Offline Reinforcement Learning: Fundamental Barriers for Value Function Approximation
Yunzong Xu
Assistant Professor, Industrial & Enterprise Systems Engineering
University of Illinois at Urbana-Champaign
Abstract: We consider the offline reinforcement learning problem, where the aim is to learn a decision making policy from logged data. Offline RL -- particularly when coupled with (value) function approximation to allow for generalization in large or continuous state spaces -- is becoming increasingly relevant in practice, because it avoids costly and time-consuming online data collection and is well suited to safety-critical domains. Existing sample complexity guarantees for offline value function approximation methods typically require both (1) distributional assumptions (i.e., good coverage) and (2) representational assumptions (i.e., ability to represent some or all Q-value functions) stronger than what is required for supervised learning. However, the necessity of these conditions and the fundamental limits of offline RL are not well understood in spite of decades of research. This led Chen and Jiang (2019) to conjecture that concentrability (the most standard notion of coverage) and realizability (the weakest representation condition) alone are not sufficient for sample-efficient offline RL. We resolve this conjecture in the positive by proving that in general, even if both concentrability and realizability are satisfied, any algorithm requires sample complexity polynomial in the size of the state space to learn a non-trivial policy.

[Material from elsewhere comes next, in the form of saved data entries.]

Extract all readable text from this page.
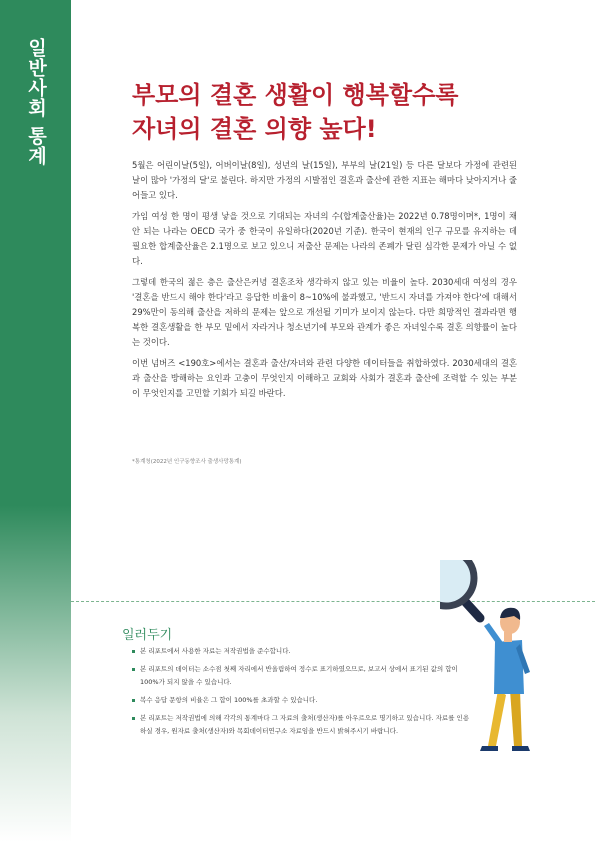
일반사회 통계	부모의 결혼 생활이 행복할수록
자녀의 결혼 의향 높다!

5월은 어린이날(5일), 어버이날(8일), 성년의 날(15일), 부부의 날(21일) 등 다른 달보다 가정에 관련된 날이 많아 '가정의 달'로 불린다. 하지만 가정의 시발점인 결혼과 출산에 관한 지표는 해마다 낮아지거나 줄어들고 있다.

가임 여성 한 명이 평생 낳을 것으로 기대되는 자녀의 수(합계출산율)는 2022년 0.78명이며*, 1명이 채 안 되는 나라는 OECD 국가 중 한국이 유일하다(2020년 기준). 한국이 현재의 인구 규모를 유지하는 데 필요한 합계출산율은 2.1명으로 보고 있으니 저출산 문제는 나라의 존폐가 달린 심각한 문제가 아닐 수 없다.

그렇데 한국의 젊은 층은 출산은커녕 결혼조차 생각하지 않고 있는 비율이 높다. 2030세대 여성의 경우 '결혼을 반드시 해야 한다'라고 응답한 비율이 8~10%에 불과했고, '반드시 자녀를 가져야 한다'에 대해서 29%만이 동의해 출산을 저하의 문제는 앞으로 개선될 기미가 보이지 않는다. 다만 희망적인 결과라면 행복한 결혼생활을 한 부모 밑에서 자라거나 청소년기에 부모와 관계가 좋은 자녀일수록 결혼 의향률이 높다는 것이다.

이번 넘버즈 <190호>에서는 결혼과 출산/자녀와 관련 다양한 데이터들을 취합하였다. 2030세대의 결혼과 출산을 방해하는 요인과 고충이 무엇인지 이해하고 교회와 사회가 결혼과 출산에 조력할 수 있는 부분이 무엇인지를 고민할 기회가 되길 바란다.

*통계청(2022년 인구동향조사 출생사망통계)
일러두기
본 리포트에서 사용한 자료는 저작권법을 준수합니다.
본 리포트의 데이터는 소수점 첫째 자리에서 반올림하여 정수로 표기하였으므로, 보고서 상에서 표기된 값의 합이 100%가 되지 않을 수 있습니다.
복수 응답 문항의 비율은 그 합이 100%를 초과할 수 있습니다.
본 리포트는 저작권법에 의해 각각의 통계마다 그 자료의 출처(생산자)를 아우르으로 명기하고 있습니다. 자료를 인용하실 경우, 원자료 출처(생산자)와 목회데이터연구소 자료임을 반드시 밝혀주시기 바랍니다.
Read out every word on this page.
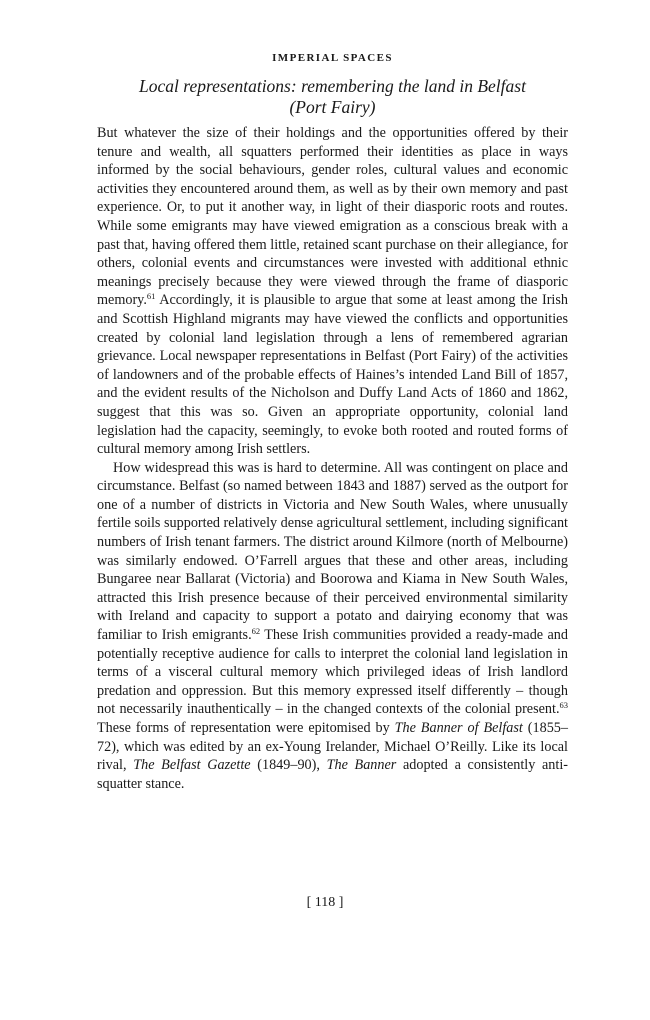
IMPERIAL SPACES
Local representations: remembering the land in Belfast
(Port Fairy)

But whatever the size of their holdings and the opportunities offered by their tenure and wealth, all squatters performed their identities as place in ways informed by the social behaviours, gender roles, cultural values and economic activities they encountered around them, as well as by their own memory and past experience. Or, to put it another way, in light of their diasporic roots and routes. While some emigrants may have viewed emigration as a conscious break with a past that, having offered them little, retained scant purchase on their allegiance, for others, colonial events and circumstances were invested with additional ethnic meanings precisely because they were viewed through the frame of diasporic memory.$^{61}$ Accordingly, it is plausible to argue that some at least among the Irish and Scottish Highland migrants may have viewed the conflicts and opportunities created by colonial land legislation through a lens of remembered agrarian grievance. Local newspaper representations in Belfast (Port Fairy) of the activities of landowners and of the probable effects of Haines’s intended Land Bill of 1857, and the evident results of the Nicholson and Duffy Land Acts of 1860 and 1862, suggest that this was so. Given an appropriate opportunity, colonial land legislation had the capacity, seemingly, to evoke both rooted and routed forms of cultural memory among Irish settlers.

How widespread this was is hard to determine. All was contingent on place and circumstance. Belfast (so named between 1843 and 1887) served as the outport for one of a number of districts in Victoria and New South Wales, where unusually fertile soils supported relatively dense agricultural settlement, including significant numbers of Irish tenant farmers. The district around Kilmore (north of Melbourne) was similarly endowed. O’Farrell argues that these and other areas, including Bungaree near Ballarat (Victoria) and Boorowa and Kiama in New South Wales, attracted this Irish presence because of their perceived environmental similarity with Ireland and capacity to support a potato and dairying economy that was familiar to Irish emigrants.$^{62}$ These Irish communities provided a ready-made and potentially receptive audience for calls to interpret the colonial land legislation in terms of a visceral cultural memory which privileged ideas of Irish landlord predation and oppression. But this memory expressed itself differently – though not necessarily inauthentically – in the changed contexts of the colonial present.$^{63}$ These forms of representation were epitomised by The Banner of Belfast (1855–72), which was edited by an ex-Young Irelander, Michael O’Reilly. Like its local rival, The Belfast Gazette (1849–90), The Banner adopted a consistently anti-squatter stance.

[ 118 ]
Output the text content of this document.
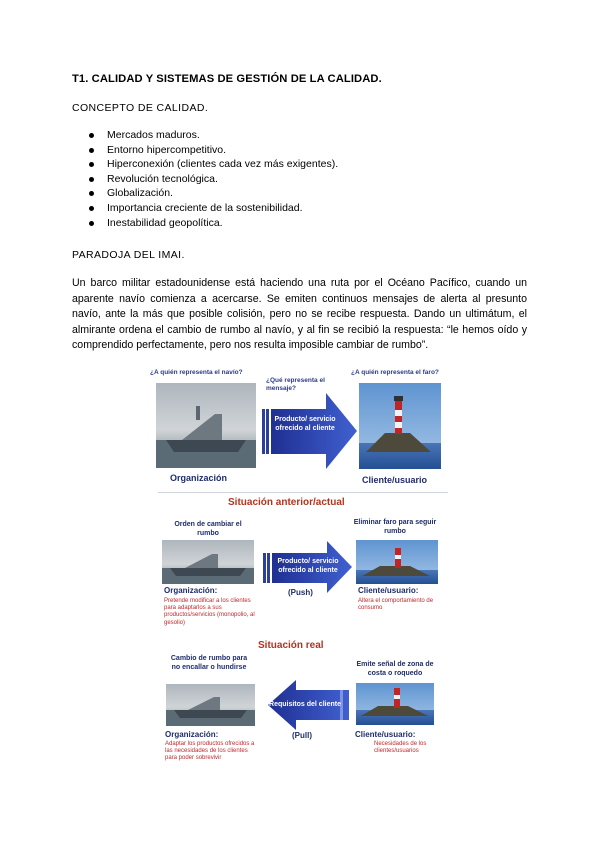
T1. CALIDAD Y SISTEMAS DE GESTIÓN DE LA CALIDAD.
CONCEPTO DE CALIDAD.
Mercados maduros.
Entorno hipercompetitivo.
Hiperconexión (clientes cada vez más exigentes).
Revolución tecnológica.
Globalización.
Importancia creciente de la sostenibilidad.
Inestabilidad geopolítica.
PARADOJA DEL IMAI.
Un barco militar estadounidense está haciendo una ruta por el Océano Pacífico, cuando un aparente navío comienza a acercarse. Se emiten continuos mensajes de alerta al presunto navío, ante la más que posible colisión, pero no se recibe respuesta. Dando un ultimátum, el almirante ordena el cambio de rumbo al navío, y al fin se recibió la respuesta: “le hemos oído y comprendido perfectamente, pero nos resulta imposible cambiar de rumbo”.
¿A quién representa el navío?
¿Qué representa el mensaje?
¿A quién representa el faro?
Producto/ servicio ofrecido al cliente
Organización	Cliente/usuario
Situación anterior/actual
Orden de cambiar el rumbo
Eliminar faro para seguir rumbo
Producto/ servicio ofrecido al cliente
(Push)
Organización:
Pretende modificar a los clientes para adaptarlos a sus productos/servicios (monopolio, al gesolio)
Cliente/usuario:
Altera el comportamiento de consumo
Situación real
Cambio de rumbo para no encallar o hundirse	Emite señal de zona de costa o roquedo
Requisitos del cliente
(Pull)
Organización:
Adaptar los productos ofrecidos a las necesidades de los clientes para poder sobrevivir
Cliente/usuario:
Necesidades de los clientes/usuarios
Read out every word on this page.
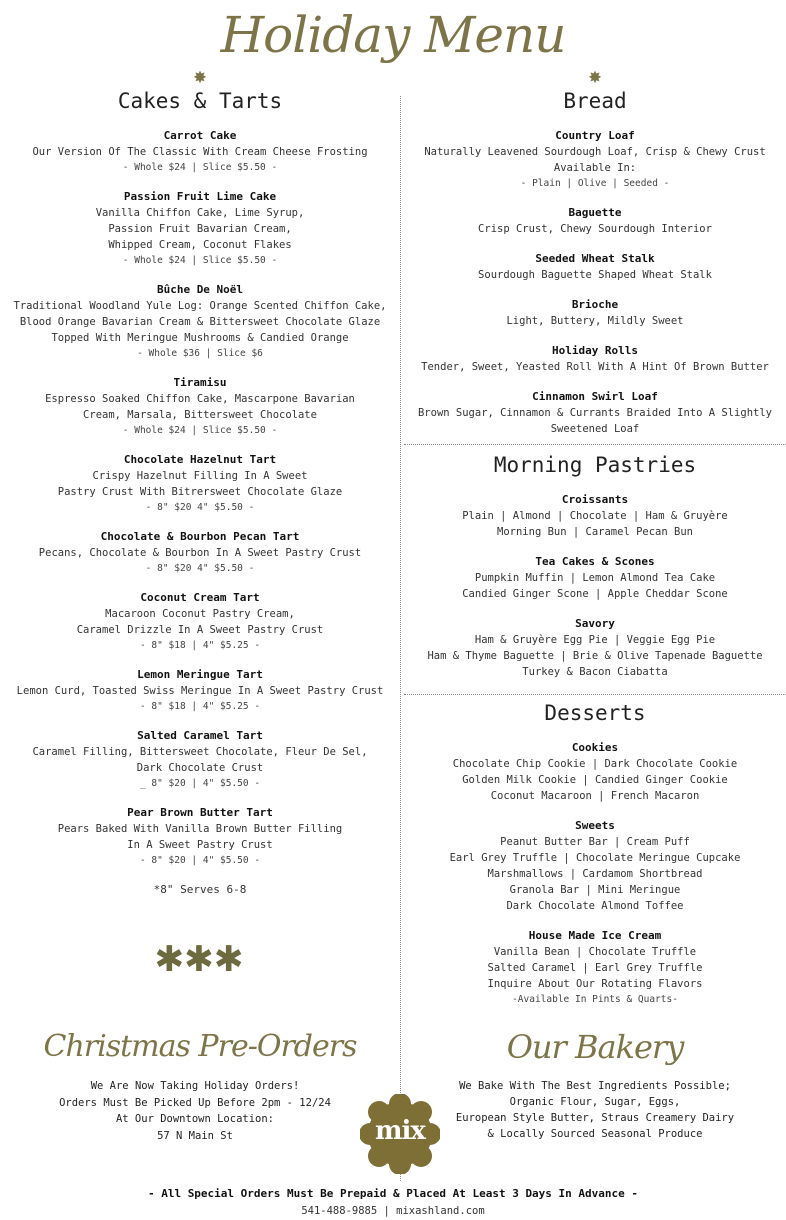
Holiday Menu
✸
Cakes & Tarts
Carrot Cake
Our Version Of The Classic With Cream Cheese Frosting
- Whole $24 | Slice $5.50 -
Passion Fruit Lime Cake
Vanilla Chiffon Cake, Lime Syrup,
Passion Fruit Bavarian Cream,
Whipped Cream, Coconut Flakes
- Whole $24 | Slice $5.50 -
Bûche De Noël
Traditional Woodland Yule Log: Orange Scented Chiffon Cake,
Blood Orange Bavarian Cream & Bittersweet Chocolate Glaze
Topped With Meringue Mushrooms & Candied Orange
- Whole $36 | Slice $6
Tiramisu
Espresso Soaked Chiffon Cake, Mascarpone Bavarian
Cream, Marsala, Bittersweet Chocolate
- Whole $24 | Slice $5.50 -
Chocolate Hazelnut Tart
Crispy Hazelnut Filling In A Sweet
Pastry Crust With Bitrersweet Chocolate Glaze
- 8" $20 4" $5.50 -
Chocolate & Bourbon Pecan Tart
Pecans, Chocolate & Bourbon In A Sweet Pastry Crust
- 8" $20 4" $5.50 -
Coconut Cream Tart
Macaroon Coconut Pastry Cream,
Caramel Drizzle In A Sweet Pastry Crust
- 8" $18 | 4" $5.25 -
Lemon Meringue Tart
Lemon Curd, Toasted Swiss Meringue In A Sweet Pastry Crust
- 8" $18 | 4" $5.25 -
Salted Caramel Tart
Caramel Filling, Bittersweet Chocolate, Fleur De Sel,
Dark Chocolate Crust
_ 8" $20 | 4" $5.50 -
Pear Brown Butter Tart
Pears Baked With Vanilla Brown Butter Filling
In A Sweet Pastry Crust
- 8" $20 | 4" $5.50 -
*8" Serves 6-8
✱✱✱
✸
Bread
Country Loaf
Naturally Leavened Sourdough Loaf, Crisp & Chewy Crust
Available In:
- Plain | Olive | Seeded -
Baguette
Crisp Crust, Chewy Sourdough Interior
Seeded Wheat Stalk
Sourdough Baguette Shaped Wheat Stalk
Brioche
Light, Buttery, Mildly Sweet
Holiday Rolls
Tender, Sweet, Yeasted Roll With A Hint Of Brown Butter
Cinnamon Swirl Loaf
Brown Sugar, Cinnamon & Currants Braided Into A Slightly
Sweetened Loaf
Morning Pastries
Croissants
Plain | Almond | Chocolate | Ham & Gruyère
Morning Bun | Caramel Pecan Bun
Tea Cakes & Scones
Pumpkin Muffin | Lemon Almond Tea Cake
Candied Ginger Scone | Apple Cheddar Scone
Savory
Ham & Gruyère Egg Pie | Veggie Egg Pie
Ham & Thyme Baguette | Brie & Olive Tapenade Baguette
Turkey & Bacon Ciabatta
Desserts
Cookies
Chocolate Chip Cookie | Dark Chocolate Cookie
Golden Milk Cookie | Candied Ginger Cookie
Coconut Macaroon | French Macaron
Sweets
Peanut Butter Bar | Cream Puff
Earl Grey Truffle | Chocolate Meringue Cupcake
Marshmallows | Cardamom Shortbread
Granola Bar | Mini Meringue
Dark Chocolate Almond Toffee
House Made Ice Cream
Vanilla Bean | Chocolate Truffle
Salted Caramel | Earl Grey Truffle
Inquire About Our Rotating Flavors
-Available In Pints & Quarts-
Christmas Pre-Orders
We Are Now Taking Holiday Orders!
Orders Must Be Picked Up Before 2pm - 12/24
At Our Downtown Location:
57 N Main St
Our Bakery
We Bake With The Best Ingredients Possible;
Organic Flour, Sugar, Eggs,
European Style Butter, Straus Creamery Dairy
& Locally Sourced Seasonal Produce
mix
- All Special Orders Must Be Prepaid & Placed At Least 3 Days In Advance -
541-488-9885 | mixashland.com
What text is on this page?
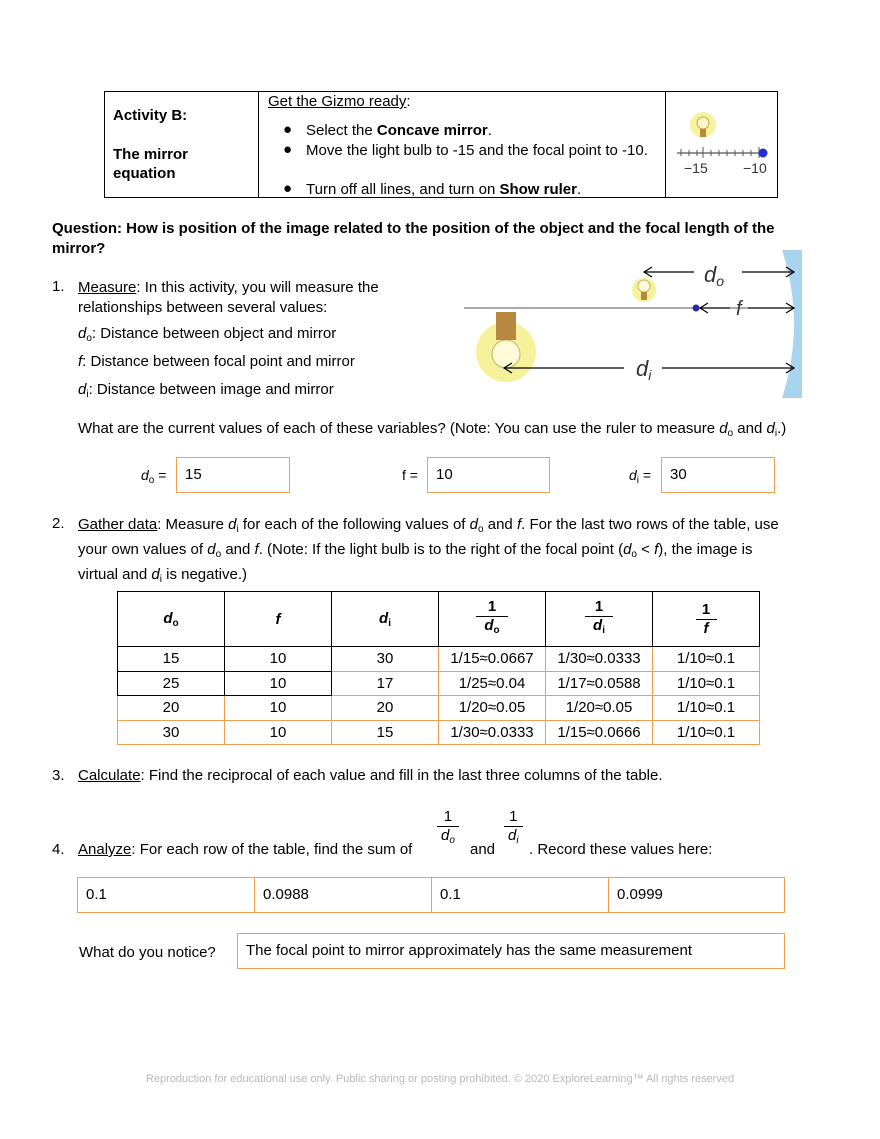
Activity B:
The mirror
equation
Get the Gizmo ready:
● Select the Concave mirror.
● Move the light bulb to -15 and the focal point to -10.
● Turn off all lines, and turn on Show ruler.
−15	−10
Question: How is position of the image related to the position of the object and the focal length of the mirror?
1. Measure: In this activity, you will measure the
relationships between several values:
$d_o$: Distance between object and mirror
f: Distance between focal point and mirror
$d_i$: Distance between image and mirror
do
f
di
What are the current values of each of these variables? (Note: You can use the ruler to measure $d_o$ and $d_i$.)
$d_o$ =	15	f =	10	$d_i$ =	30
2. Gather data: Measure $d_i$ for each of the following values of $d_o$ and f. For the last two rows of the table, use
your own values of $d_o$ and f. (Note: If the light bulb is to the right of the focal point $(d_o < f)$, the image is
virtual and $d_i$ is negative.)
$d_o$	f	$d_i$	$\frac{1}{d_o}$	$\frac{1}{d_i}$	$\frac{1}{f}$

15	10	30	1/15≈0.0667	1/30≈0.0333	1/10≈0.1
25	10	17	1/25≈0.04	1/17≈0.0588	1/10≈0.1
20	10	20	1/20≈0.05	1/20≈0.05	1/10≈0.1
30	10	15	1/30≈0.0333	1/15≈0.0666	1/10≈0.1
3. Calculate: Find the reciprocal of each value and fill in the last three columns of the table.
4. Analyze: For each row of the table, find the sum of $\frac{1}{d_o}$ and $\frac{1}{d_i}$ . Record these values here:
0.1	0.0988	0.1	0.0999
What do you notice?	The focal point to mirror approximately has the same measurement
Reproduction for educational use only. Public sharing or posting prohibited. © 2020 ExploreLearning™ All rights reserved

Our results show that sample-efficient offline reinforcement learning requires either restrictive coverage conditions or representation conditions that go beyond supervised learning, and highlight a phenomenon called over-coverage which serves as a fundamental barrier for offline value function approximation methods. A consequence of our results for reinforcement learning with linear function approximation is that the separation between online and offline RL can be arbitrarily large, even in constant dimension.
Biography: Yunzong Xu recently joined the University of Illinois Urbana-Champaign in 2024, as an assistant professor in the Department of Industrial and Enterprise Systems Engineering. He is interested in the foundations of machine learning and decision making; their connections to operations research, optimization, and probability; and their applications to social, economic, and management sciences. Before joining Illinois, he was a postdoctoral researcher in the Machine Learning & AI group at Microsoft Research. Yunzong Xu received his Ph.D. degree from MIT in 2023 and his B.S. degree from Tsinghua University in 2018.